Anyway, also working the bar with me as a "one time only" bartender was my good friend Josh. We work together often. At coffee shops. Not at gay bars. But there we were with loud dance music screaming through the bar speakers and bottles sliding in and out of our hands.
See he's just cool like that. He's straight. He's got a fiance at home. He's all Josh and stuff who also doesn't mind crawling behind a bar and slinging drinks to help out a friend. That's just the type of guy he is. A good friend. A good person.
You will meet a lot of people. Tons. All the time. Some of those people are people you happy just to have a quick conversation with while in line at Starbuck's. Some people you only need to have around occasionally. Then there are others that you finally realize have defined you and will continue in aiding that definition as your friendship grows. They are the ones you owe forever "Thank Yous" to not for helping you hang picture frames or listen to you whine about that really really really bad date, but for just being there and rubbing off that high-end quality person vibe they radiate so naturally. They don't come around often.
"You guys are like a duo! You're like an act! You work well together!" says one of the guys that Josh and I had been serving for a few hours as I hand him back his change. "You get each other. You can just tell. You should do this more often!" He sways his arms around the bar to signify 'bartend together'.

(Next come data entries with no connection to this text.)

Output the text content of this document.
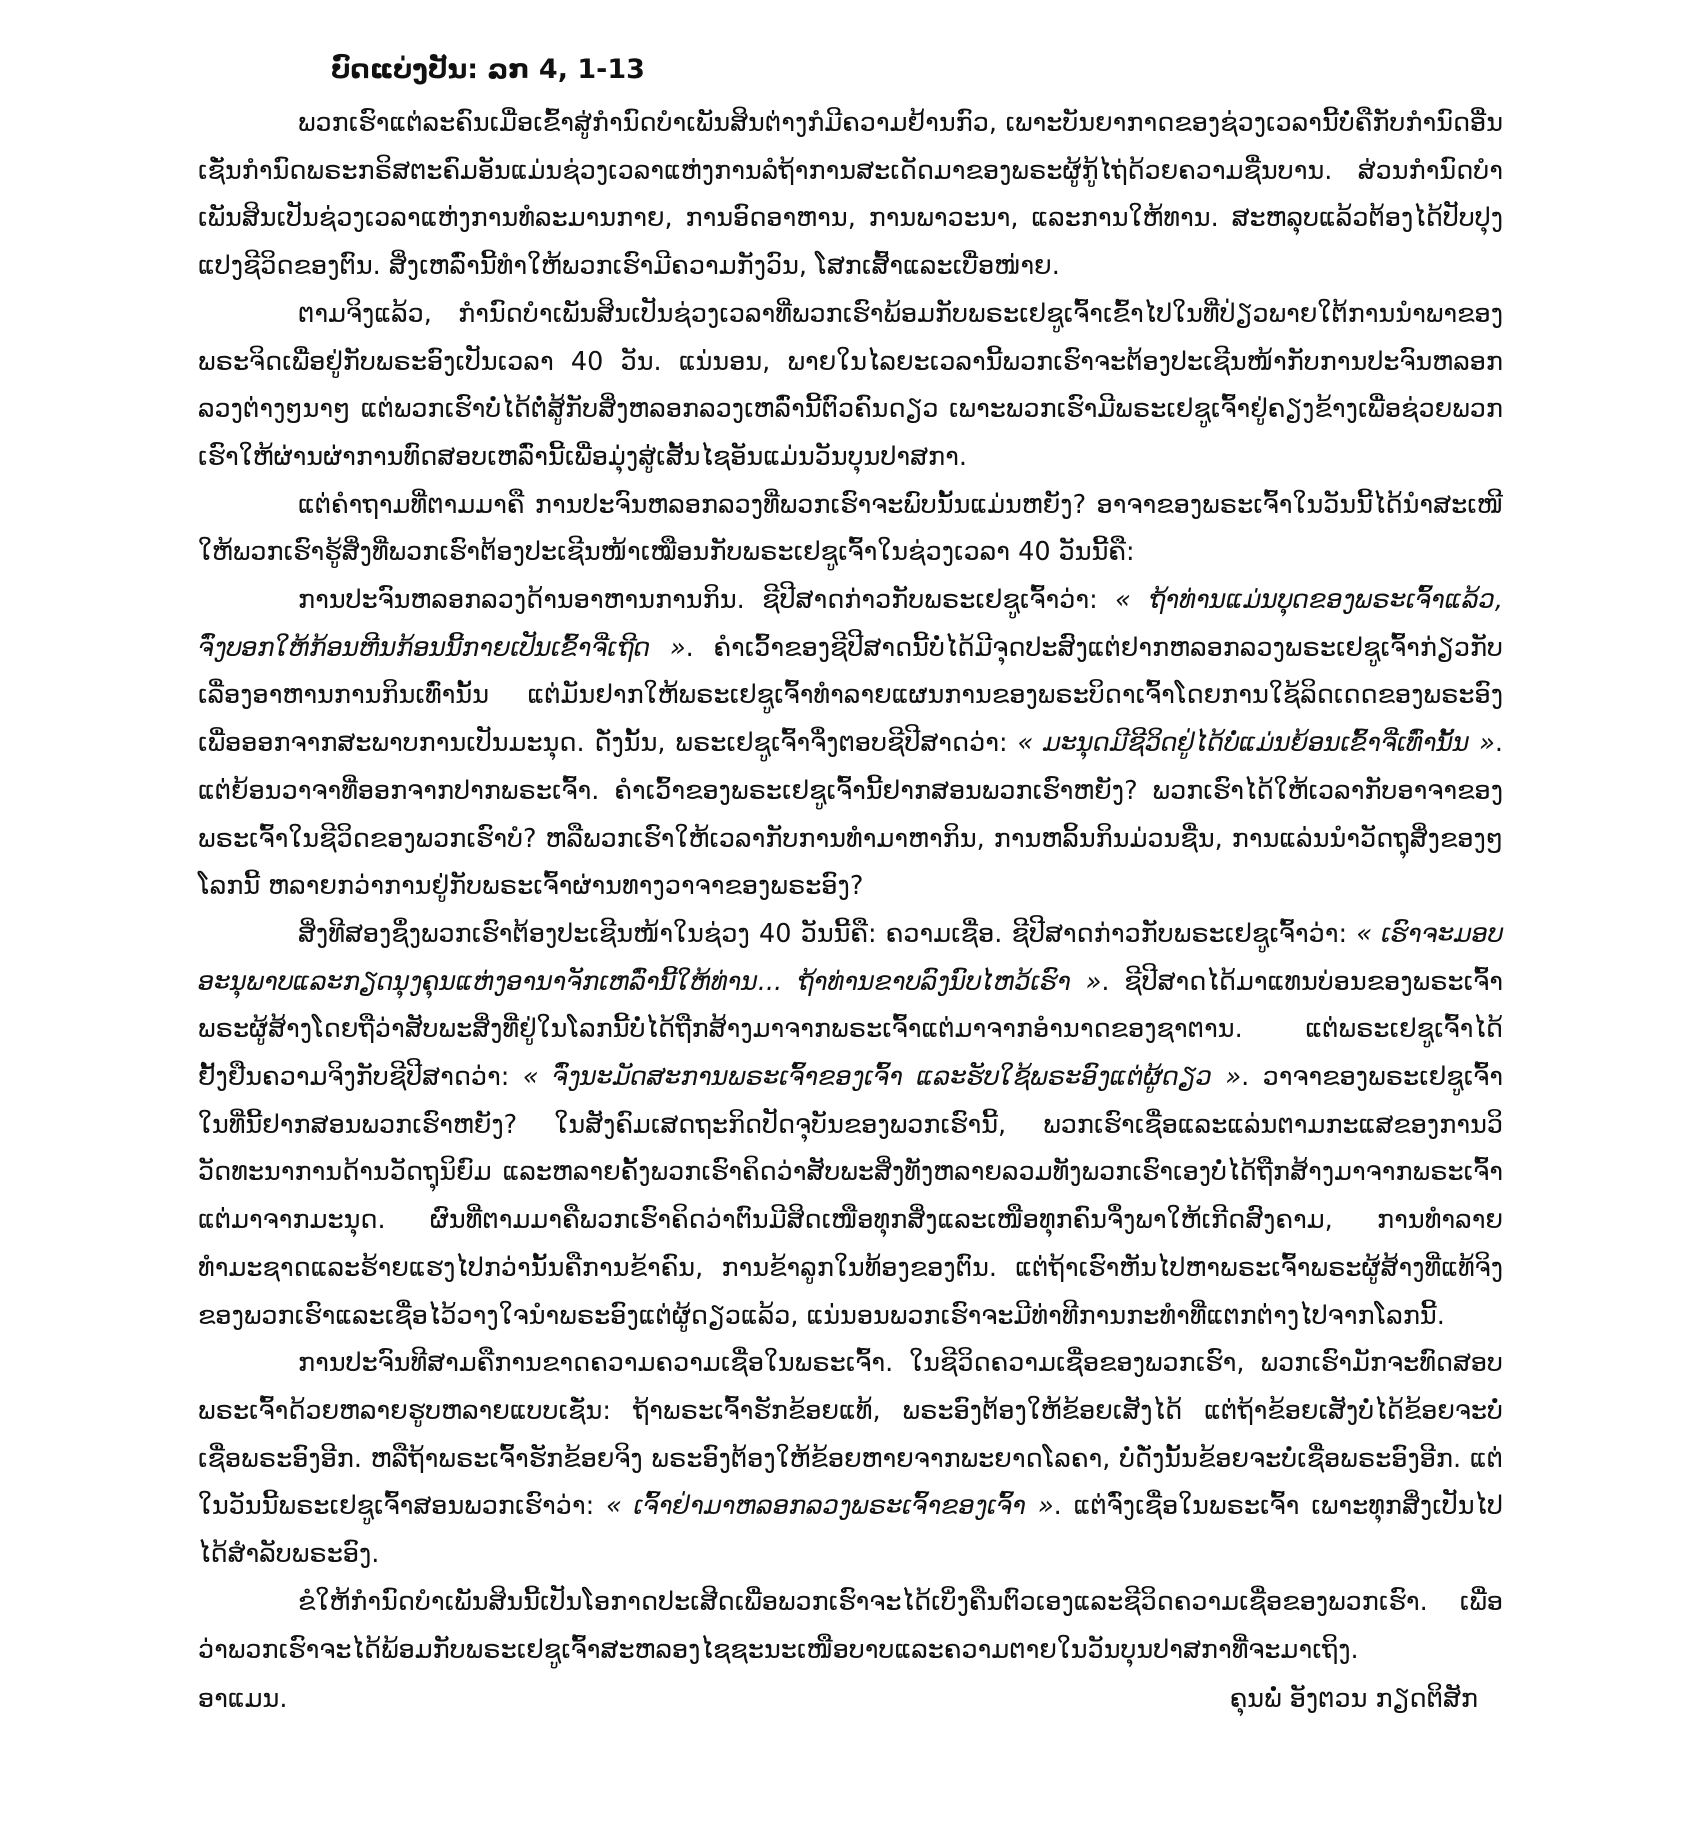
ບົດແບ່ງປັນ: ລກ 4, 1-13

ພວກເຮົາແຕ່ລະຄົນເມື່ອເຂົ້າສູ່ກຳນົດບຳເພັນສິນຕ່າງກໍມີຄວາມຢ້ານກົວ, ເພາະບັນຍາກາດຂອງຊ່ວງເວລານີ້ບໍ່ຄືກັບກຳນົດອື່ນ ເຊັ່ນກຳນົດພຣະກຣິສຕະຄົມອັນແມ່ນຊ່ວງເວລາແຫ່ງການລໍຖ້າການສະເດັດມາຂອງພຣະຜູ້ກູ້ໄຖ່ດ້ວຍຄວາມຊື່ນບານ. ສ່ວນກຳນົດບຳເພັນສິນເປັນຊ່ວງເວລາແຫ່ງການທໍລະມານກາຍ, ການອົດອາຫານ, ການພາວະນາ, ແລະການໃຫ້ທານ. ສະຫລຸບແລ້ວຕ້ອງໄດ້ປັບປຸງແປງຊີວິດຂອງຕົນ. ສິ່ງເຫລົ່ານີ້ທຳໃຫ້ພວກເຮົາມີຄວາມກັງວົນ, ໂສກເສົ້າແລະເບື່ອໜ່າຍ.

ຕາມຈິງແລ້ວ, ກຳນົດບຳເພັນສິນເປັນຊ່ວງເວລາທີ່ພວກເຮົາພ້ອມກັບພຣະເຢຊູເຈົ້າເຂົ້າໄປໃນທີ່ປ່ຽວພາຍໃຕ້ການນຳພາຂອງພຣະຈິດເພື່ອຢູ່ກັບພຣະອົງເປັນເວລາ 40 ວັນ. ແນ່ນອນ, ພາຍໃນໄລຍະເວລານີ້ພວກເຮົາຈະຕ້ອງປະເຊີນໜ້າກັບການປະຈົນຫລອກລວງຕ່າງໆນາໆ ແຕ່ພວກເຮົາບໍ່ໄດ້ຕໍ່ສູ້ກັບສິ່ງຫລອກລວງເຫລົ່ານີ້ຕົວຄົນດຽວ ເພາະພວກເຮົາມີພຣະເຢຊູເຈົ້າຢູ່ຄຽງຂ້າງເພື່ອຊ່ວຍພວກເຮົາໃຫ້ຜ່ານຜ່າການທົດສອບເຫລົ່ານີ້ເພື່ອມຸ່ງສູ່ເສັ້ນໄຊອັນແມ່ນວັນບຸນປາສກາ.

ແຕ່ຄຳຖາມທີ່ຕາມມາຄື ການປະຈົນຫລອກລວງທີ່ພວກເຮົາຈະພົບນັ້ນແມ່ນຫຍັງ? ອາຈາຂອງພຣະເຈົ້າໃນວັນນີ້ໄດ້ນຳສະເໜີໃຫ້ພວກເຮົາຮູ້ສິ່ງທີ່ພວກເຮົາຕ້ອງປະເຊີນໜ້າເໝືອນກັບພຣະເຢຊູເຈົ້າໃນຊ່ວງເວລາ 40 ວັນນີ້ຄື:

ການປະຈົນຫລອກລວງດ້ານອາຫານການກິນ. ຊີປີສາດກ່າວກັບພຣະເຢຊູເຈົ້າວ່າ: « ຖ້າທ່ານແມ່ນບຸດຂອງພຣະເຈົ້າແລ້ວ, ຈົ່ງບອກໃຫ້ກ້ອນຫີນກ້ອນນີ້ກາຍເປັນເຂົ້າຈີ່ເຖີດ ». ຄຳເວົ້າຂອງຊີປີສາດນີ້ບໍ່ໄດ້ມີຈຸດປະສົງແຕ່ຢາກຫລອກລວງພຣະເຢຊູເຈົ້າກ່ຽວກັບເລື່ອງອາຫານການກິນເທົ່ານັ້ນ ແຕ່ມັນຢາກໃຫ້ພຣະເຢຊູເຈົ້າທຳລາຍແຜນການຂອງພຣະບິດາເຈົ້າໂດຍການໃຊ້ລິດເດດຂອງພຣະອົງເພື່ອອອກຈາກສະພາບການເປັນມະນຸດ. ດັ່ງນັ້ນ, ພຣະເຢຊູເຈົ້າຈຶ່ງຕອບຊີປີສາດວ່າ: « ມະນຸດມີຊີວິດຢູ່ໄດ້ບໍ່ແມ່ນຍ້ອນເຂົ້າຈີ່ເທົ່ານັ້ນ ». ແຕ່ຍ້ອນວາຈາທີ່ອອກຈາກປາກພຣະເຈົ້າ. ຄຳເວົ້າຂອງພຣະເຢຊູເຈົ້ານີ້ຢາກສອນພວກເຮົາຫຍັງ? ພວກເຮົາໄດ້ໃຫ້ເວລາກັບອາຈາຂອງພຣະເຈົ້າໃນຊີວິດຂອງພວກເຮົາບໍ? ຫລືພວກເຮົາໃຫ້ເວລາກັບການທຳມາຫາກິນ, ການຫລິ້ນກິນມ່ວນຊື່ນ, ການແລ່ນນຳວັດຖຸສິ່ງຂອງໆໂລກນີ້ ຫລາຍກວ່າການຢູ່ກັບພຣະເຈົ້າຜ່ານທາງວາຈາຂອງພຣະອົງ?

ສິ່ງທີສອງຊຶ່ງພວກເຮົາຕ້ອງປະເຊີນໜ້າໃນຊ່ວງ 40 ວັນນີ້ຄື: ຄວາມເຊື່ອ. ຊີປີສາດກ່າວກັບພຣະເຢຊູເຈົ້າວ່າ: « ເຮົາຈະມອບອະນຸພາບແລະກຽດນຸງຄຸນແຫ່ງອານາຈັກເຫລົ່ານີ້ໃຫ້ທ່ານ... ຖ້າທ່ານຂາບລົງນົບໄຫວ້ເຮົາ ». ຊີປີສາດໄດ້ມາແທນບ່ອນຂອງພຣະເຈົ້າພຣະຜູ້ສ້າງໂດຍຖືວ່າສັບພະສິ່ງທີ່ຢູ່ໃນໂລກນີ້ບໍ່ໄດ້ຖືກສ້າງມາຈາກພຣະເຈົ້າແຕ່ມາຈາກອຳນາດຂອງຊາຕານ. ແຕ່ພຣະເຢຊູເຈົ້າໄດ້ຢັ້ງຢືນຄວາມຈິງກັບຊີປີສາດວ່າ: « ຈົ່ງນະມັດສະການພຣະເຈົ້າຂອງເຈົ້າ ແລະຮັບໃຊ້ພຣະອົງແຕ່ຜູ້ດຽວ ». ວາຈາຂອງພຣະເຢຊູເຈົ້າໃນທີ່ນີ້ຢາກສອນພວກເຮົາຫຍັງ? ໃນສັງຄົມເສດຖະກິດປັດຈຸບັນຂອງພວກເຮົານີ້, ພວກເຮົາເຊື່ອແລະແລ່ນຕາມກະແສຂອງການວິວັດທະນາການດ້ານວັດຖຸນິຍົມ ແລະຫລາຍຄັ້ງພວກເຮົາຄິດວ່າສັບພະສິ່ງທັງຫລາຍລວມທັງພວກເຮົາເອງບໍ່ໄດ້ຖືກສ້າງມາຈາກພຣະເຈົ້າ ແຕ່ມາຈາກມະນຸດ. ຜົນທີ່ຕາມມາຄືພວກເຮົາຄິດວ່າຕົນມີສິດເໜືອທຸກສິ່ງແລະເໜືອທຸກຄົນຈຶ່ງພາໃຫ້ເກີດສົງຄາມ, ການທຳລາຍທຳມະຊາດແລະຮ້າຍແຮງໄປກວ່ານັ້ນຄືການຂ້າຄົນ, ການຂ້າລູກໃນທ້ອງຂອງຕົນ. ແຕ່ຖ້າເຮົາຫັນໄປຫາພຣະເຈົ້າພຣະຜູ້ສ້າງທີ່ແທ້ຈິງຂອງພວກເຮົາແລະເຊື່ອໄວ້ວາງໃຈນຳພຣະອົງແຕ່ຜູ້ດຽວແລ້ວ, ແນ່ນອນພວກເຮົາຈະມີທ່າທີການກະທຳທີ່ແຕກຕ່າງໄປຈາກໂລກນີ້.

ການປະຈົນທີສາມຄືການຂາດຄວາມຄວາມເຊື່ອໃນພຣະເຈົ້າ. ໃນຊີວິດຄວາມເຊື່ອຂອງພວກເຮົາ, ພວກເຮົາມັກຈະທົດສອບພຣະເຈົ້າດ້ວຍຫລາຍຮູບຫລາຍແບບເຊັ່ນ: ຖ້າພຣະເຈົ້າຮັກຂ້ອຍແທ້, ພຣະອົງຕ້ອງໃຫ້ຂ້ອຍເສັງໄດ້ ແຕ່ຖ້າຂ້ອຍເສັງບໍ່ໄດ້ຂ້ອຍຈະບໍ່ເຊື່ອພຣະອົງອີກ. ຫລືຖ້າພຣະເຈົ້າຮັກຂ້ອຍຈິງ ພຣະອົງຕ້ອງໃຫ້ຂ້ອຍຫາຍຈາກພະຍາດໂລຄາ, ບໍ່ດັ່ງນັ້ນຂ້ອຍຈະບໍ່ເຊື່ອພຣະອົງອີກ. ແຕ່ໃນວັນນີ້ພຣະເຢຊູເຈົ້າສອນພວກເຮົາວ່າ: « ເຈົ້າຢ່າມາຫລອກລວງພຣະເຈົ້າຂອງເຈົ້າ ». ແຕ່ຈົ່ງເຊື່ອໃນພຣະເຈົ້າ ເພາະທຸກສິ່ງເປັນໄປໄດ້ສຳລັບພຣະອົງ.

ຂໍໃຫ້ກຳນົດບຳເພັນສິນນີ້ເປັນໂອກາດປະເສີດເພື່ອພວກເຮົາຈະໄດ້ເບິ່ງຄືນຕົວເອງແລະຊີວິດຄວາມເຊື່ອຂອງພວກເຮົາ. ເພື່ອວ່າພວກເຮົາຈະໄດ້ພ້ອມກັບພຣະເຢຊູເຈົ້າສະຫລອງໄຊຊະນະເໜືອບາບແລະຄວາມຕາຍໃນວັນບຸນປາສກາທີ່ຈະມາເຖິງ.

ອາແມນ.	ຄຸນພໍ່ ອັງຕວນ ກຽດຕິສັກ
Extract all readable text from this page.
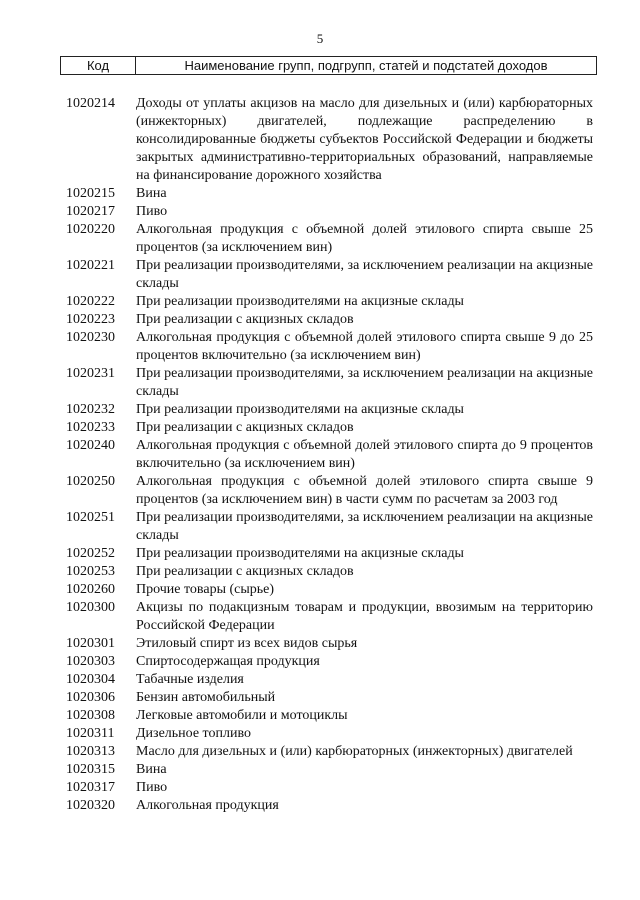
5
Код	Наименование групп, подгрупп, статей и подстатей доходов
1020214	Доходы от уплаты акцизов на масло для дизельных и (или) карбюраторных (инжекторных) двигателей, подлежащие распределению в консолидированные бюджеты субъектов Российской Федерации и бюджеты закрытых административно-территориальных образований, направляемые на финансирование дорожного хозяйства
1020215	Вина
1020217	Пиво
1020220	Алкогольная продукция с объемной долей этилового спирта свыше 25 процентов (за исключением вин)
1020221	При реализации производителями, за исключением реализации на акцизные склады
1020222	При реализации производителями на акцизные склады
1020223	При реализации с акцизных складов
1020230	Алкогольная продукция с объемной долей этилового спирта свыше 9 до 25 процентов включительно (за исключением вин)
1020231	При реализации производителями, за исключением реализации на акцизные склады
1020232	При реализации производителями на акцизные склады
1020233	При реализации с акцизных складов
1020240	Алкогольная продукция с объемной долей этилового спирта до 9 процентов включительно (за исключением вин)
1020250	Алкогольная продукция с объемной долей этилового спирта свыше 9 процентов (за исключением вин) в части сумм по расчетам за 2003 год
1020251	При реализации производителями, за исключением реализации на акцизные склады
1020252	При реализации производителями на акцизные склады
1020253	При реализации с акцизных складов
1020260	Прочие товары (сырье)
1020300	Акцизы по подакцизным товарам и продукции, ввозимым на территорию Российской Федерации
1020301	Этиловый спирт из всех видов сырья
1020303	Спиртосодержащая продукция
1020304	Табачные изделия
1020306	Бензин автомобильный
1020308	Легковые автомобили и мотоциклы
1020311	Дизельное топливо
1020313	Масло для дизельных и (или) карбюраторных (инжекторных) двигателей
1020315	Вина
1020317	Пиво
1020320	Алкогольная продукция
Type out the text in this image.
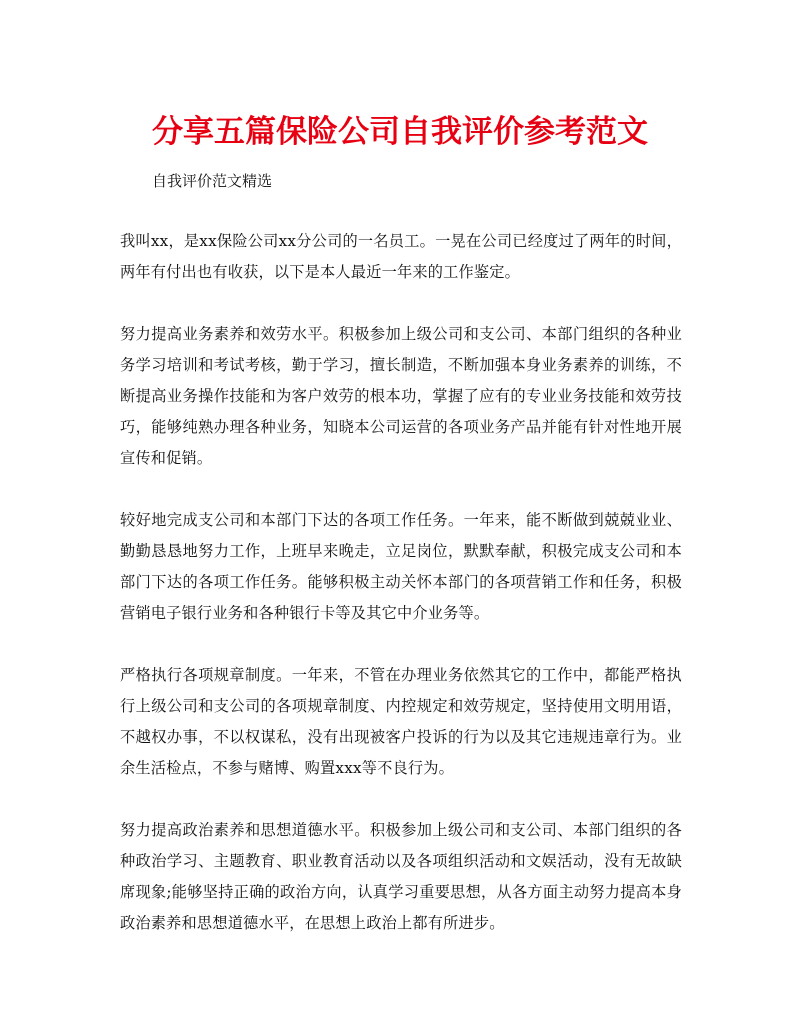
分享五篇保险公司自我评价参考范文

自我评价范文精选

我叫xx，是xx保险公司xx分公司的一名员工。一晃在公司已经度过了两年的时间，两年有付出也有收获，以下是本人最近一年来的工作鉴定。

努力提高业务素养和效劳水平。积极参加上级公司和支公司、本部门组织的各种业务学习培训和考试考核，勤于学习，擅长制造，不断加强本身业务素养的训练，不断提高业务操作技能和为客户效劳的根本功，掌握了应有的专业业务技能和效劳技巧，能够纯熟办理各种业务，知晓本公司运营的各项业务产品并能有针对性地开展宣传和促销。

较好地完成支公司和本部门下达的各项工作任务。一年来，能不断做到兢兢业业、勤勤恳恳地努力工作，上班早来晚走，立足岗位，默默奉献，积极完成支公司和本部门下达的各项工作任务。能够积极主动关怀本部门的各项营销工作和任务，积极营销电子银行业务和各种银行卡等及其它中介业务等。

严格执行各项规章制度。一年来，不管在办理业务依然其它的工作中，都能严格执行上级公司和支公司的各项规章制度、内控规定和效劳规定，坚持使用文明用语，不越权办事，不以权谋私，没有出现被客户投诉的行为以及其它违规违章行为。业余生活检点，不参与赌博、购置xxx等不良行为。

努力提高政治素养和思想道德水平。积极参加上级公司和支公司、本部门组织的各种政治学习、主题教育、职业教育活动以及各项组织活动和文娱活动，没有无故缺席现象;能够坚持正确的政治方向，认真学习重要思想，从各方面主动努力提高本身政治素养和思想道德水平，在思想上政治上都有所进步。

And as I look at Josh handing a beer to a girl that probably doesn't really need another beer, I totally agree with the guy. Not with bartending. We both(yes, I'm going to say this at the risk of being moaned at by everyone older than me) are getting to old to stay out past our bedtimes. But I agree that I should do this more often: have moments when you realize you are a better person for the good friends in life.
It's funny. Some people spend their lives looking for that one love. The core shaker. The type of love that you see in movies with Richard Gere or Meg Ryan. But, in life, you are more lucky if you meet a friend that makes you look across a gay bar in the mist of coasters and drinks and drunk people and Madonna remixes and say to yourself: Dang, he rules.